If you’re considering a change in your giving system, you may be asking similar questions, like HOW to implement a change. (And maybe a little bit of “How can I SURVIVE a software change?”)
Consider these popular notions about change:
Change is the Only Constant
Sometimes we think we’re maintaining status quo but change is still occurring. For example, you were doing business as usual when the “new normal” took over: Attendance and giving dropped. So it’s important to factor in the cost of lost opportunity when deciding not to take a step that has a known net benefit. Staying with your current system may be costing more than you think.
Here’s an extreme example of the cost of lost opportunity due to ineffective technology, but the point applies: Outdated IT (and specifically scheduling software) has been pinpointed as the culprit for Southwest Airline’s catastrophic cancellation of 16,700 flights during the 2022 Christmas weekend.

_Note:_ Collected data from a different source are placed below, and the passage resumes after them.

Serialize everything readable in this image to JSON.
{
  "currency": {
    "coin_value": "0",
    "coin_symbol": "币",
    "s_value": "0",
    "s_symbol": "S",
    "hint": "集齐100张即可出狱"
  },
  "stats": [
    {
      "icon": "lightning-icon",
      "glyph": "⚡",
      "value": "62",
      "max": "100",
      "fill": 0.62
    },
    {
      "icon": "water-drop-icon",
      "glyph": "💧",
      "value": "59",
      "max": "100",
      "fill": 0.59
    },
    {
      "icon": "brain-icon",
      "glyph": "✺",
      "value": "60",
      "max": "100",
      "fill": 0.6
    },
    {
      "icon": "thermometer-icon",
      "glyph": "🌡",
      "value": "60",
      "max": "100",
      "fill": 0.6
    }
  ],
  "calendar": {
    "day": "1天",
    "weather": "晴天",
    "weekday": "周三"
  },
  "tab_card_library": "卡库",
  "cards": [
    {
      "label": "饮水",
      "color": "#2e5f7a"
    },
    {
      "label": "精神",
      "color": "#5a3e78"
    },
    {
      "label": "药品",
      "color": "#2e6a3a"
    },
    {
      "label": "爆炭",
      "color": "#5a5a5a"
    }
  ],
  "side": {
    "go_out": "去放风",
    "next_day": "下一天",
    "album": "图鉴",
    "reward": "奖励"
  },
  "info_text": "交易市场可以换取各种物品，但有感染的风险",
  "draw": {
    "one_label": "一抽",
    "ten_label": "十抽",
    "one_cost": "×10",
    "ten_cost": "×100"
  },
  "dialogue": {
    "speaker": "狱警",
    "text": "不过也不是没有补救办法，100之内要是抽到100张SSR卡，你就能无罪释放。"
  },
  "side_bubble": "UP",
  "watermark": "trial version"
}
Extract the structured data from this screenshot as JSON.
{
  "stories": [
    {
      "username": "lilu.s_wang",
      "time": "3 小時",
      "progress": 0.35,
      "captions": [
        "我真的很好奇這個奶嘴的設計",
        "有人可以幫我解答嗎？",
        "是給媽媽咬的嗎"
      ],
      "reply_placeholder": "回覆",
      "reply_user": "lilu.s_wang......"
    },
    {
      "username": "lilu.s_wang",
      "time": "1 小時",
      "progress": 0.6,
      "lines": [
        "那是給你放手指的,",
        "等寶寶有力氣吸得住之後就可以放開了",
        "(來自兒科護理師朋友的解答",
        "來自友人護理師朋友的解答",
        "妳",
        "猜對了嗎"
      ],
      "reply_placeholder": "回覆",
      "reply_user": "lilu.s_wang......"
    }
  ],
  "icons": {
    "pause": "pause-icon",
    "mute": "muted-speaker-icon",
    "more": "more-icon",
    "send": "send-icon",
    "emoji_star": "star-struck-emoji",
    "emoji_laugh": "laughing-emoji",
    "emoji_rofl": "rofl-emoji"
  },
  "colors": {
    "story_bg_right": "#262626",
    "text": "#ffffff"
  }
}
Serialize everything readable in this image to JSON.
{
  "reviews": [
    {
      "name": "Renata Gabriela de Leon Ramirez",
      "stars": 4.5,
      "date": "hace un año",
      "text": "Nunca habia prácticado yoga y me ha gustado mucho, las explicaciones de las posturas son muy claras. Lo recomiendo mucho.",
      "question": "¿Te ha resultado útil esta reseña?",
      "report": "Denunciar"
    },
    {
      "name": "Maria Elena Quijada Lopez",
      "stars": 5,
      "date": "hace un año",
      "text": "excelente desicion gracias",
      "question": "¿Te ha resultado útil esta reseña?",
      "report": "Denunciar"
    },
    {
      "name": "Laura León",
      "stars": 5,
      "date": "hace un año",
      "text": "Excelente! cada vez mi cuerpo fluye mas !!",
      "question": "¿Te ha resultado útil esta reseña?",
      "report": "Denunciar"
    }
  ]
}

Widespread severe weather initially played a role, but other airlines rebounded once conditions approved. Southwest did not. Refunds to travelers who were stranded plus the cost of finally overhauling their systems is estimated to approach $825 million. That doesn’t factor in the lost loyalty that may never be fully regained. Or the cost of replacing lost employees. (Source: CSN) Or the untold cost of lawsuits.
You see where this is going. Southwest’s losses seemed to occur all at once, but there were likely other costs being accrued that tragically peaked in one week. In today’s new normal that took several years to fully form, churches can no longer hope something will change for the better around stewardship and generosity on its own. Action (i.e. proactive change) is needed.
This is the conventional wisdom about change and, in many ways, it’s true. There’s a lot of emotional letting go involved, along with resistance to the idea for both yourself and others (i.e. change management and facilitating buy-in).